The producer of the Grammy Awards, Ken Enrlich released a statement, which in my opinion was to ease the negative comments and to cover up possible allegations of the awards being bias towards Hip Hop artists due to ratings.[It is rumored that most Award Shows limit Hip Hop awards/performances so they can maintain their ratings] “All forms of our contemporary music are rooted in African American culture; they’re rooted in black music, they’re rooted in the blues, they’re rooted in reggae… I don’t think we face the same set of criticisms that other artistic disciplines do.” Enrlich states. In other words, he acknowledges the effect Hip Hop has consulted in the music industry, so of course it’ll be a part of the Grammy’s.
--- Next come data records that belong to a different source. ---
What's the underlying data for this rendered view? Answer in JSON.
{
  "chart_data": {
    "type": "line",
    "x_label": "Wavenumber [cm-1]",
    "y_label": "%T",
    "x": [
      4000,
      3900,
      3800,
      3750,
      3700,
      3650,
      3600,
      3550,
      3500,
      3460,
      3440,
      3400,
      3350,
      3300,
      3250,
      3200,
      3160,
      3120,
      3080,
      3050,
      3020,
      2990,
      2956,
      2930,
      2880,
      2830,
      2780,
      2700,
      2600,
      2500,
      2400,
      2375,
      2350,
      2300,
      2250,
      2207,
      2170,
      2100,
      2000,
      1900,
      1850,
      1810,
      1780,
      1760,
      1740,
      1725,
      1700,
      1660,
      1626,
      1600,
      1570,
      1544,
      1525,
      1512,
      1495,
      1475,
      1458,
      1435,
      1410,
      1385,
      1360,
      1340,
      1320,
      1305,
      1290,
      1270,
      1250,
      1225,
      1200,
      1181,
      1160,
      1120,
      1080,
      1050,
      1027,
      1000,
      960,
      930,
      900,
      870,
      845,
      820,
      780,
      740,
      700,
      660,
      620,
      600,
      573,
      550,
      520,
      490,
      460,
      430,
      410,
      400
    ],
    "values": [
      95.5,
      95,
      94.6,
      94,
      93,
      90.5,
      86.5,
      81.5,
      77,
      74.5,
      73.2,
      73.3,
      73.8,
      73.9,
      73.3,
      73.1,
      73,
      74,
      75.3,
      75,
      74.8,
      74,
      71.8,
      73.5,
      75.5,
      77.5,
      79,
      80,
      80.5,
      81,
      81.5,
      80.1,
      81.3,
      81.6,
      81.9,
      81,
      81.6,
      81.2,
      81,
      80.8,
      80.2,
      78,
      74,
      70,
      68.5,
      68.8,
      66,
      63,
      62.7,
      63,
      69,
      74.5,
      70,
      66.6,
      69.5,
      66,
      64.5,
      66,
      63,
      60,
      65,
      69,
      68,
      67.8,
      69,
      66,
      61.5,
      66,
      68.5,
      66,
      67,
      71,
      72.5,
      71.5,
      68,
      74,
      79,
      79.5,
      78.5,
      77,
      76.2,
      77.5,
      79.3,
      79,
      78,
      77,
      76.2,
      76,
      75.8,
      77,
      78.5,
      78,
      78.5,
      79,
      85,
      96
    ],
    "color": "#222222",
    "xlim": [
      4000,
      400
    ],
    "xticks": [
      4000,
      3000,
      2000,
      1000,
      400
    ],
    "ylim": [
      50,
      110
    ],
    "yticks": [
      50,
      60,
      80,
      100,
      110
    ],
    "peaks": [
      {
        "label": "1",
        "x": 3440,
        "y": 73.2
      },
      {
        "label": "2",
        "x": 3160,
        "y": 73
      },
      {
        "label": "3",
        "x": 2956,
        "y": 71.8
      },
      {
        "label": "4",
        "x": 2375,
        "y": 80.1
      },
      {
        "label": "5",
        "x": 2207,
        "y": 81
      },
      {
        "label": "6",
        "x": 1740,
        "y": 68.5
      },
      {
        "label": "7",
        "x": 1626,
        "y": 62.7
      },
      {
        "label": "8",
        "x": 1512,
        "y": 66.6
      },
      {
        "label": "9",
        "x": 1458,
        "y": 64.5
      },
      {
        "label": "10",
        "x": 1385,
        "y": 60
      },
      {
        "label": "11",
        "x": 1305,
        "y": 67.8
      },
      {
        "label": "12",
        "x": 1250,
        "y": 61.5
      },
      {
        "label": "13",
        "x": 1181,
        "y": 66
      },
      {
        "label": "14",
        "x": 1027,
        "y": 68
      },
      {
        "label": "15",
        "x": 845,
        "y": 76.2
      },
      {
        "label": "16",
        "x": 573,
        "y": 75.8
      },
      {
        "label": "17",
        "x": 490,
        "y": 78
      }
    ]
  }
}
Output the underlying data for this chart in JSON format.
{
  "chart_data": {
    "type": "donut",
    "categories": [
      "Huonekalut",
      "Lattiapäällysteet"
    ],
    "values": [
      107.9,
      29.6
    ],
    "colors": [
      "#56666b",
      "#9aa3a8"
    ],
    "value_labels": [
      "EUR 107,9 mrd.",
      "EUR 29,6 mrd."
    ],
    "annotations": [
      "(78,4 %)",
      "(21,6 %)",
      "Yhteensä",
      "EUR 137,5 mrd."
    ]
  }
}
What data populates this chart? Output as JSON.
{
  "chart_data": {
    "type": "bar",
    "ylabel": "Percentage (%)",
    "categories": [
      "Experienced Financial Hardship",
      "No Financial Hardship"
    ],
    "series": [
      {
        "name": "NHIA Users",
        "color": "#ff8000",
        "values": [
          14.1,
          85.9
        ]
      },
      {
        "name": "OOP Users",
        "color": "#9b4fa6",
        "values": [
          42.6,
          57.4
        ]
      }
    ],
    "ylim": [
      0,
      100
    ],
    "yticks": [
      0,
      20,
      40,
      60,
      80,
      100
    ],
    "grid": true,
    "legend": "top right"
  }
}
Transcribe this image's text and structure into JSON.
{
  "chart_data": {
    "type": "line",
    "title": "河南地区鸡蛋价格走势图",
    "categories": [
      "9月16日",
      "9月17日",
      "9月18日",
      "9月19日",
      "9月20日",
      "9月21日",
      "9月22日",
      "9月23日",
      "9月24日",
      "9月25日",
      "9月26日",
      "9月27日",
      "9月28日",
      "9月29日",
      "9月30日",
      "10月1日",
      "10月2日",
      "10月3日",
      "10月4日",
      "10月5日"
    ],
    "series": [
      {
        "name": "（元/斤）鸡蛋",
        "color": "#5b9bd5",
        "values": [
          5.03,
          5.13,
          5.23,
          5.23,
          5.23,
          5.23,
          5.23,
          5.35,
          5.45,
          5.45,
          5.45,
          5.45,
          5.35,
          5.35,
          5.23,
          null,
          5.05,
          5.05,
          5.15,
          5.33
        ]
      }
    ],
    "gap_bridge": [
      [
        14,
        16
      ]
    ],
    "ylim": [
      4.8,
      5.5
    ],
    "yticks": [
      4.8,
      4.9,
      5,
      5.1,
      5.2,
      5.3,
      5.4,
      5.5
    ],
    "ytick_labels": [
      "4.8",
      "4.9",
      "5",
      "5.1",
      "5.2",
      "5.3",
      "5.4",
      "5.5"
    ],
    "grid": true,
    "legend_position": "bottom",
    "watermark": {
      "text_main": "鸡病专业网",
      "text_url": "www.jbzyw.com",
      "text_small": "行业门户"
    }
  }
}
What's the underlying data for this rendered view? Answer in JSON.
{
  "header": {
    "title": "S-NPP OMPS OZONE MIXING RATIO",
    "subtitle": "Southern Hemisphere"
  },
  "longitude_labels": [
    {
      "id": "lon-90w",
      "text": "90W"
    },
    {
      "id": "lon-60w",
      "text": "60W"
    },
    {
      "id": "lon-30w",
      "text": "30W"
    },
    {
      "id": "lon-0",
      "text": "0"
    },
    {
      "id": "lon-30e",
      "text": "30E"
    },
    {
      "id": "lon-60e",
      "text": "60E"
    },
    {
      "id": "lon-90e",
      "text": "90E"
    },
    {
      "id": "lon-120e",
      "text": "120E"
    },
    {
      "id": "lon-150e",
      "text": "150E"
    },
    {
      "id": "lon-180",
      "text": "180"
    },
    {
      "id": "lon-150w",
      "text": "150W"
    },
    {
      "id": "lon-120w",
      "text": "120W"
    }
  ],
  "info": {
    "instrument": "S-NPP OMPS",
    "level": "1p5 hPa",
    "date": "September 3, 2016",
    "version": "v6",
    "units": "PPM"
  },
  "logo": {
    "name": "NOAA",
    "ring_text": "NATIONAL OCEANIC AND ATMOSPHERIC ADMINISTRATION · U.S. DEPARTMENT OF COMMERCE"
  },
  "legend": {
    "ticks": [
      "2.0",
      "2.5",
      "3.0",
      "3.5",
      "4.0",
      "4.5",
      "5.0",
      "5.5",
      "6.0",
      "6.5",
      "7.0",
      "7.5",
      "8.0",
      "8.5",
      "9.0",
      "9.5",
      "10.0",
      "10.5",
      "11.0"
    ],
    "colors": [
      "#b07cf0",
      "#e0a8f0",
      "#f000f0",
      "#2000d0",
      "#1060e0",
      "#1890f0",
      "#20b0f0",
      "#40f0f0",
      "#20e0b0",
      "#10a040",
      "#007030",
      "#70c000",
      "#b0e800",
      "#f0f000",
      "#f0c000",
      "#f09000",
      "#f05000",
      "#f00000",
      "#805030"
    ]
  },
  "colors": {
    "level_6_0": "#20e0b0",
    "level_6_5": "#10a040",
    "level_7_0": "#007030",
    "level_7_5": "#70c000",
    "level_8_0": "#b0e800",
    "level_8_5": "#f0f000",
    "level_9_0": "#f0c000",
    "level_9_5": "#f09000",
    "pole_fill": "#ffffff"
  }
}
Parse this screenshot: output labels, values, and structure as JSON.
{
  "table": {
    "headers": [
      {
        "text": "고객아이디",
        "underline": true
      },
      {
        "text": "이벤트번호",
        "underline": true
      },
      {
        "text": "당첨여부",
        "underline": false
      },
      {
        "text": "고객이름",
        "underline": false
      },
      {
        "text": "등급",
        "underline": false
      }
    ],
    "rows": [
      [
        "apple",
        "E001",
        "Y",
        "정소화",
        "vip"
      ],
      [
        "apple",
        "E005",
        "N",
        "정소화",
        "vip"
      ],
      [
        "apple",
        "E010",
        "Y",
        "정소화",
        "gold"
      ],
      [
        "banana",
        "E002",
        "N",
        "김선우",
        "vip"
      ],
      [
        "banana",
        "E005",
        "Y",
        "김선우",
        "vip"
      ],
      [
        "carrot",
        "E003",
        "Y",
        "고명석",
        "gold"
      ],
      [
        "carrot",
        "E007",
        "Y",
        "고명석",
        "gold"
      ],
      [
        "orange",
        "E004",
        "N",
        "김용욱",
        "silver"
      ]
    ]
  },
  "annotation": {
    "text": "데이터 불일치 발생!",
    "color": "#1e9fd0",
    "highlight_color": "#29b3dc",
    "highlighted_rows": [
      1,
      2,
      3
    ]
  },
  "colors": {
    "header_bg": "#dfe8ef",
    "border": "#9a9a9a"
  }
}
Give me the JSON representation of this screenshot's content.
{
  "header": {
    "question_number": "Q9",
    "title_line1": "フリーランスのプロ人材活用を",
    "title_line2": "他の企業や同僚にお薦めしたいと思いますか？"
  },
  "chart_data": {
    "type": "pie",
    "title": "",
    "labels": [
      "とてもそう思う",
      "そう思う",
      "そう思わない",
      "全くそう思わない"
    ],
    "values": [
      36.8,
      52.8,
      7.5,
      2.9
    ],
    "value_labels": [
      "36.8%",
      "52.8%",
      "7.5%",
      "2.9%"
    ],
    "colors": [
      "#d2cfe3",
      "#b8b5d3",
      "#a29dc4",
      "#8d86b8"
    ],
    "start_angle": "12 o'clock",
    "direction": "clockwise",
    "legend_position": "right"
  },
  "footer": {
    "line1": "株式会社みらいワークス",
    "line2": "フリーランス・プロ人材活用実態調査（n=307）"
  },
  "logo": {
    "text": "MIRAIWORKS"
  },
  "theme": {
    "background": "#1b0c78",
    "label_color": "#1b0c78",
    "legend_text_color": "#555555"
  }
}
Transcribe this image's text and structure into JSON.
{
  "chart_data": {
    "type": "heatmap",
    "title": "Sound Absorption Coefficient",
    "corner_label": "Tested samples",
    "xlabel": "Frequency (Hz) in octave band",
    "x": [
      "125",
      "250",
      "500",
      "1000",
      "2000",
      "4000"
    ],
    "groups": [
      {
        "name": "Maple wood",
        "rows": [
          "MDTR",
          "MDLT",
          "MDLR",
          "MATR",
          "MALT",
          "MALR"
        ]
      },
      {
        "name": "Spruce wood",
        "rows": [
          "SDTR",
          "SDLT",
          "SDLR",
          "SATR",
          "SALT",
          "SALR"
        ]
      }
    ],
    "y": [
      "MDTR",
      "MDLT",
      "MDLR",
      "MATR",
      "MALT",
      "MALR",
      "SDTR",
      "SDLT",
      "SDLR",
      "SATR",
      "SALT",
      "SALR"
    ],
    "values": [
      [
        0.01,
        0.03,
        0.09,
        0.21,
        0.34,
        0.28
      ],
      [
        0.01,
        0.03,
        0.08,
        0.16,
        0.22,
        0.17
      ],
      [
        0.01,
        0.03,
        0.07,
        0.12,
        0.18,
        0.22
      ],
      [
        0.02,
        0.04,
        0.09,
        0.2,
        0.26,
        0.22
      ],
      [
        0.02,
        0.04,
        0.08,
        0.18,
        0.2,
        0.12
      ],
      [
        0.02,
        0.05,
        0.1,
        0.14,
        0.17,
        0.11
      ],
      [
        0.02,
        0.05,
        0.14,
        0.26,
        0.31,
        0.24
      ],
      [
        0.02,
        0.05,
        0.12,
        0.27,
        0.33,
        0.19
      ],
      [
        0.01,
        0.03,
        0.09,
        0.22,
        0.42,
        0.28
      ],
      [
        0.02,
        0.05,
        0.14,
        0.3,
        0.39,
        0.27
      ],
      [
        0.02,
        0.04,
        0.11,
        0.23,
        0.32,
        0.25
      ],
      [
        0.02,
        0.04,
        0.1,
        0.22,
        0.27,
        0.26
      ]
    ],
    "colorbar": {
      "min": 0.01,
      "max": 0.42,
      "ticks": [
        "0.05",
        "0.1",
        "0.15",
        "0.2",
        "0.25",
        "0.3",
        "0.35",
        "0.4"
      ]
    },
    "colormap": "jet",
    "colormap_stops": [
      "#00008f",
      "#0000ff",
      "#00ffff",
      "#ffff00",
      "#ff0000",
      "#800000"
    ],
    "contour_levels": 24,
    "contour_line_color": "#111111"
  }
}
So let’s not fuss or compare the Grammys to The Oscars. Unfortunately, it’s hard not to criticize the Grammys and question why Kendrick only took home five trophies from the 11 nominations, including not winning album of the year; better yet, not to question why it’s rare to reward Hip Hop artists who were nominated in the “Best Album of the year” category. It’s clear, The Grammys prize conservatism over innovation.
With that being said, it’s still refreshing to see the impact Kendrick’s album and performance left behind. Along with Beyonce’s “formation” performance at the Super Bowl XLIX, I must say they are perfect performances that conveyed unapologetic black pride for this year’s Black History month.